GPU utilization

Please, Stop Letting Your GPU Slack Off in Public!

Honghao Wang

14 Oct 2025 — 4 min read

Why Your GPU Is Probably Idle — And How HAMi Fixes That

Most of the time, your GPU’s computing power is idle, with utilization often dropping below 20%.

---

Expensive GPUs, Low Usage

Let’s look at a few tempting — and wallet-draining — models: NVIDIA A100 80GB, H800 80GB, RTX 4090 24GB...

These AI‑era “super engines,” whether bought outright for a hefty sum or rented at a high cost, are only available as complete units. Outside of full‑scale model training, they’re often used for inference, development, or testing — activities that don’t require dozens or hundreds of GB of VRAM running at full tilt.

In most cases, your GPU power is just sitting idle, running at less than 20% utilization.

Idle GPUs in today’s world are burning cash, not “resting.”

---

The Pain Points

AI Team Leaders: Struggling with massive compute bills and constant “we need more GPUs” complaints.
MLOps / Platform Engineers: GPU cluster utilization below 20%, but still dealing with endless resource contention tickets.
AI Algorithm Engineers: Waiting hours in queues for an under‑utilized A100 or H800 just to run preprocessing, validation, or debugging.

---

Introducing HAMi — your open-source solution to idle GPU waste.
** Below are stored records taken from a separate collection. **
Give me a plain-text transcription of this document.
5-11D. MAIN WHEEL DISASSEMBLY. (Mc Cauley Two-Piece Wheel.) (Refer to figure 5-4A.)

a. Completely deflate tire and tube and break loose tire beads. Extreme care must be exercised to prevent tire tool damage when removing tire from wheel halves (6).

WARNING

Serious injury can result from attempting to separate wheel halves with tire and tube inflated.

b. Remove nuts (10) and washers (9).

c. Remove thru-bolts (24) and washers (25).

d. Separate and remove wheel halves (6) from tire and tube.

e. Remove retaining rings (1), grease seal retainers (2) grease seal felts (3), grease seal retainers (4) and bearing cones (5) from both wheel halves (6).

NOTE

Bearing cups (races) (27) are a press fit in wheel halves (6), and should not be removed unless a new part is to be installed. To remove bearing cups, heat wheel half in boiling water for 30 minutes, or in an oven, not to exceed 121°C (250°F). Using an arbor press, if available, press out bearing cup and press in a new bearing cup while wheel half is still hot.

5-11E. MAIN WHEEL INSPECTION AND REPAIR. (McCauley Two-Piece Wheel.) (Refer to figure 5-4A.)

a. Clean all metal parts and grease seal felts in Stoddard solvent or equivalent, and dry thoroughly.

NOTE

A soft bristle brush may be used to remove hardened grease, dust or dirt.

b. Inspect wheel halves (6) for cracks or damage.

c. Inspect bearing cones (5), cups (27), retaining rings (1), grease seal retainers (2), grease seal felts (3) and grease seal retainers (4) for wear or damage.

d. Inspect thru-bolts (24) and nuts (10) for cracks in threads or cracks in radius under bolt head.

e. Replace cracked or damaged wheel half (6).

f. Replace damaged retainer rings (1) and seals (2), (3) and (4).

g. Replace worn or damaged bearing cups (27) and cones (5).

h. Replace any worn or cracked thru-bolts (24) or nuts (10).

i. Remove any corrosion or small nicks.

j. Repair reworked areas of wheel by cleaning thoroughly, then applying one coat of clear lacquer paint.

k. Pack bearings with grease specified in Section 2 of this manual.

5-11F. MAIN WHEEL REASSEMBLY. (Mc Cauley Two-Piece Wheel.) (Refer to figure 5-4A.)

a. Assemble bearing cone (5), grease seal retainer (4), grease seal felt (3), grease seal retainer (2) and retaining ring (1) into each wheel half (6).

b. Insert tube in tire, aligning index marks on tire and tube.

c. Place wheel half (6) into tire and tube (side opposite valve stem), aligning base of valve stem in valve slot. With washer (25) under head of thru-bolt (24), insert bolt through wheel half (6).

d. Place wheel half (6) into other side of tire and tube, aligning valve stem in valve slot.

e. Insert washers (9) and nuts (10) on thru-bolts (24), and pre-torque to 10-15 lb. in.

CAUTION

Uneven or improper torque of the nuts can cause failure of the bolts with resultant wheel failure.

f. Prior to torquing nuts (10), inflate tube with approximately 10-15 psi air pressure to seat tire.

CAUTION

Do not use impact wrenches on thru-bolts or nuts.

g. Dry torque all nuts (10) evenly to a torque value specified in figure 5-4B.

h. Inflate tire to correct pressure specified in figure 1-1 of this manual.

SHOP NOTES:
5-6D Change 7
> GitHub: github.com/Project-HAMi/HAMi

---

What is HAMi?

HAMi is an open‑source heterogeneous AI computing virtualization middleware for Kubernetes, started by Shanghai Migua Intelligence.

Its core capability:

Slices a physical GPU into multiple virtual GPUs (vGPUs)
Allocates them on demand to different workloads (Pods)
Offers fine‑grained resource sharing and isolation

No changes to your AI application code are required.

---

A GPU provides two core resources: VRAM and compute cores. Without control, native sharing runs into issues:

VRAM Exclusivity — A process must load enough VRAM before it can run. In uncontrolled sharing, it’s “first‑come, first‑served,” causing OOM errors for others.
Chaotic Compute Competition — Multiple tasks sharing cores means one heavy task can monopolize them, slowing everyone else down.

---

HAMi’s Solution

VRAM: Hard Isolation

Assigns each task a fixed virtual VRAM space (e.g., 2GB per pod).
Prevents one task’s overuse from causing OOM errors in others.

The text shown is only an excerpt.